In a recent report titled “Restoring Resilience: The Need to Reload Shock-Absorbing Capacity,” the Swiss Re Institute has shed light on the expanding global protection gaps. These gaps encompass various areas such as natural disasters, crop insurance, mortality coverage, and health insurance, and they now require a staggering annual insurance premium of US$1.8 trillion, reaching a record high. Over the past five years, these protection gaps have grown by 20%, driven by increasing economic demands and the impact of inflation.
Despite the concerning rise in the protection gap, the report also reveals a positive development in society’s ability to withstand unforeseen financial shocks. Swiss Re noted that currently, 57% of global risks associated with natural catastrophes, crop failures, mortality, and health issues are covered by insurance—a three-percentage-point increase since 2012.
This year’s report introduces a new indicator of resilience focused on food security. It examines the extent of underinsurance in global crop production and unveils that 60% of the world’s crop production remains uninsured, with the most significant protection gap observed in emerging Asia. Closing this gap would necessitate an annual insurance premium of US$113 billion for crop coverage.
Jerome Haegeli, the group chief economist at Swiss Re, commented on the economic policies implemented worldwide in response to factors like war, pandemics, and rising inflation. “Despite the uncertainty and volatility, the world is more resilient today, and insurance is playing a stronger role than it did a decade ago,” Haegeli said. However, he said that resilience remains 15% weaker than before the Global Financial Crisis, and the risks remain elevated.

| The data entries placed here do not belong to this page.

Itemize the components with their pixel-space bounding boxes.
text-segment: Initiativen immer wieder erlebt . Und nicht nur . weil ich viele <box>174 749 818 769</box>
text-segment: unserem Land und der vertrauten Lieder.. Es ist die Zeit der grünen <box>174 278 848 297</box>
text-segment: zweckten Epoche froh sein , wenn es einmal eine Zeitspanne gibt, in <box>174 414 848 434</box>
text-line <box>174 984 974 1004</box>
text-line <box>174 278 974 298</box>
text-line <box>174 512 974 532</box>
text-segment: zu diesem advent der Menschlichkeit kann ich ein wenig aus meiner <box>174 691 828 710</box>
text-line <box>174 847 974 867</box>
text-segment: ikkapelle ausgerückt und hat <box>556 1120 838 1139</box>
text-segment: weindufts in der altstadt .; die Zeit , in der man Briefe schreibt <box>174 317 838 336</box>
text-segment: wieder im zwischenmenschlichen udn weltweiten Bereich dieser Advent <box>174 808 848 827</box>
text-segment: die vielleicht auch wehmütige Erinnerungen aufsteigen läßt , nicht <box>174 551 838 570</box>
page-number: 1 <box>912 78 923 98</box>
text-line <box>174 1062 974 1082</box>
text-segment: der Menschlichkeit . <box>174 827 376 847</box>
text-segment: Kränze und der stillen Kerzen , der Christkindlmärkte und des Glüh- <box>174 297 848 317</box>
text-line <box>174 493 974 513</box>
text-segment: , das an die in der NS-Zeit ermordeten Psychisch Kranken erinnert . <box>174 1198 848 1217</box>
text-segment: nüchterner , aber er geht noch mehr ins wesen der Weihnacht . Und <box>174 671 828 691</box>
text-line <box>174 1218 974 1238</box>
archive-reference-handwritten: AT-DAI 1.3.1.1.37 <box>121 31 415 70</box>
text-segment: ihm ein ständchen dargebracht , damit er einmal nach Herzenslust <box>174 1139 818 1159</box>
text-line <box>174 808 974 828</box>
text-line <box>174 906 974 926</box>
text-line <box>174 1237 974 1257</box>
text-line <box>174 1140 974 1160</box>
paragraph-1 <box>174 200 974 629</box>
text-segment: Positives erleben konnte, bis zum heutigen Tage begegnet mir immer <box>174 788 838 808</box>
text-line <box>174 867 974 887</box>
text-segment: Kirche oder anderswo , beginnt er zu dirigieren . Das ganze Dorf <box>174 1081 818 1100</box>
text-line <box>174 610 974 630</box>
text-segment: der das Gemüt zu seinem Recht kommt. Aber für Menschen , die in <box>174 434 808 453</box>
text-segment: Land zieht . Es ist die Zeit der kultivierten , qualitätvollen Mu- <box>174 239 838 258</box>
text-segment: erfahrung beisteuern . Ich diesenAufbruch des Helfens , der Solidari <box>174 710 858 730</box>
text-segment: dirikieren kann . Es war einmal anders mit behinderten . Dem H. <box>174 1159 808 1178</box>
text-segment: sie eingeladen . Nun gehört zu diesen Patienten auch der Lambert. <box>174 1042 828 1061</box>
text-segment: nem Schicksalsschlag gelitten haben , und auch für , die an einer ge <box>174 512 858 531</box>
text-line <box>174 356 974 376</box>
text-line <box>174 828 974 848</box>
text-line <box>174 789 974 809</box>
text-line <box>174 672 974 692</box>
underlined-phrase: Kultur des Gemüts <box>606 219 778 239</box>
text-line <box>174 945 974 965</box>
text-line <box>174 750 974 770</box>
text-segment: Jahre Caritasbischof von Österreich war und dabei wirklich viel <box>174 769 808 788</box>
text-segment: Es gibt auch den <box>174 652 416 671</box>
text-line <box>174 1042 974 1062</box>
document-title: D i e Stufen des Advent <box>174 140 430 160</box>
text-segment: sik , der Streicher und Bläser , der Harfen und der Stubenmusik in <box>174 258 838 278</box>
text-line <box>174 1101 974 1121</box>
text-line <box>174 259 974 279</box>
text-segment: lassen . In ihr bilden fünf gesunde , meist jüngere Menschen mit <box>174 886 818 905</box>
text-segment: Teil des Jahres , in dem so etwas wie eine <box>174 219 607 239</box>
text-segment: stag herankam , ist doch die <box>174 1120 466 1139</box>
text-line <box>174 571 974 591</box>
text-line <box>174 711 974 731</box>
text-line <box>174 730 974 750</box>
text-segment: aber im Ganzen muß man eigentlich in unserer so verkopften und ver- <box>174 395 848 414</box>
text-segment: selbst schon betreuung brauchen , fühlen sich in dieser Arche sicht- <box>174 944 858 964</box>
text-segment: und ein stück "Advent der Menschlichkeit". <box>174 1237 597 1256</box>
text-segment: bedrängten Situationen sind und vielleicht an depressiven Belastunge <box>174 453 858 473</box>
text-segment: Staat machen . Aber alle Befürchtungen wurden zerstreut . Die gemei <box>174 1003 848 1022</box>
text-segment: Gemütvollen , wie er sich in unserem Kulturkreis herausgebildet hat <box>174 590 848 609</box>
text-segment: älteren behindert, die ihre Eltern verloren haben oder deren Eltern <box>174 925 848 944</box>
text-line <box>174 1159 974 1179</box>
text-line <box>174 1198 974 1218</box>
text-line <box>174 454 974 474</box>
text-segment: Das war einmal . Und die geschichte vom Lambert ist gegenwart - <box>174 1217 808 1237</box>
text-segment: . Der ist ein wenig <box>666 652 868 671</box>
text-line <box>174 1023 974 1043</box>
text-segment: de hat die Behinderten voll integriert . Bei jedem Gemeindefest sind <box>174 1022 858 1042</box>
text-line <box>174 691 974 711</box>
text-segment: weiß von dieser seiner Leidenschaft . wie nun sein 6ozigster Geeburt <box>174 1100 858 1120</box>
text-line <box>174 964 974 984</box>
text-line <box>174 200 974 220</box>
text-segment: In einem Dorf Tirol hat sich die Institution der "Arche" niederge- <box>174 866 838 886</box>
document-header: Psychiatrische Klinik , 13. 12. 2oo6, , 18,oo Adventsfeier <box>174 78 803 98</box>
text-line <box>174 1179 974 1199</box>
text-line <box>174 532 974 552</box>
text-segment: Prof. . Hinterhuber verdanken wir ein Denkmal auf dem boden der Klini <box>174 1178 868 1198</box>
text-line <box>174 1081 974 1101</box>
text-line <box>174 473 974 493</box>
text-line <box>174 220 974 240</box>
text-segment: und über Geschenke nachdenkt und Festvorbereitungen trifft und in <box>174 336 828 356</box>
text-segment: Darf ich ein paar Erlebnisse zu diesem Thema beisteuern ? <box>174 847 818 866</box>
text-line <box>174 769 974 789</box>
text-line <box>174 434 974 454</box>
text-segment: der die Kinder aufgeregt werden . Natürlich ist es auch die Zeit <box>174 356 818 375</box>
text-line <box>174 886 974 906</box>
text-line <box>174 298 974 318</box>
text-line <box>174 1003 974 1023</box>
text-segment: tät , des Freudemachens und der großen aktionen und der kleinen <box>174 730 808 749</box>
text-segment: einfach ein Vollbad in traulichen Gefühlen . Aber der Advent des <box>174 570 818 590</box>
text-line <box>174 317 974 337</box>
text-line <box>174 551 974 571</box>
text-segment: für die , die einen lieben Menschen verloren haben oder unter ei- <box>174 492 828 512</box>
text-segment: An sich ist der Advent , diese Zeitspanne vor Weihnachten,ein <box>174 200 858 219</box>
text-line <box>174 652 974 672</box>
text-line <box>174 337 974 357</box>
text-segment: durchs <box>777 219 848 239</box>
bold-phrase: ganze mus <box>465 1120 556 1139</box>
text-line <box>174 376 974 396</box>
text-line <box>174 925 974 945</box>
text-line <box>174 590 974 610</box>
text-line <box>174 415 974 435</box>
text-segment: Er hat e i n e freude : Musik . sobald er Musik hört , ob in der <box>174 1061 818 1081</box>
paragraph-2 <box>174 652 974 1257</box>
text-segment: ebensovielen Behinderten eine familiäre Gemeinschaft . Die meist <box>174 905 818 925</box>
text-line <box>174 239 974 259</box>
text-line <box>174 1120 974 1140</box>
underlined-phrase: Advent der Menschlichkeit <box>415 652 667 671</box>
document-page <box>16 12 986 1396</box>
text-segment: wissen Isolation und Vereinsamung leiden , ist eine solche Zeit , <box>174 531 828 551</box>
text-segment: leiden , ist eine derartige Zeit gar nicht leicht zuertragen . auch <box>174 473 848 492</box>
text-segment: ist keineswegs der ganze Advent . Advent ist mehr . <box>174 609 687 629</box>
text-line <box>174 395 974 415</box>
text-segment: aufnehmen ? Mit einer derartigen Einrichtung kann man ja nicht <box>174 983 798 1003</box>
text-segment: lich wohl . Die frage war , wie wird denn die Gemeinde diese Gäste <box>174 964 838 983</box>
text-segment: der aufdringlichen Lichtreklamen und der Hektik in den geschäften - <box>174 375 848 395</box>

The tightening of monetary policies to control inflation has exposed financial stability and recession risks, while persistent inflation has increased the need for households to receive more fiscal support to offset the erosion of their purchasing power. Haegeli expects little improvement in macroeconomic resilience in 2023.
To strengthen resilience, Haegeli highlighted the importance of investing in adaptation and mitigation measures to reduce losses. He pointed out the need for increased investment in this area and suggested the creation of resilience bonds as a means to attract new sources of capital while delivering economic benefits.
The report also provides updates on overall global economic resilience, health insurance, mortality coverage, and natural catastrophe trends for 2022.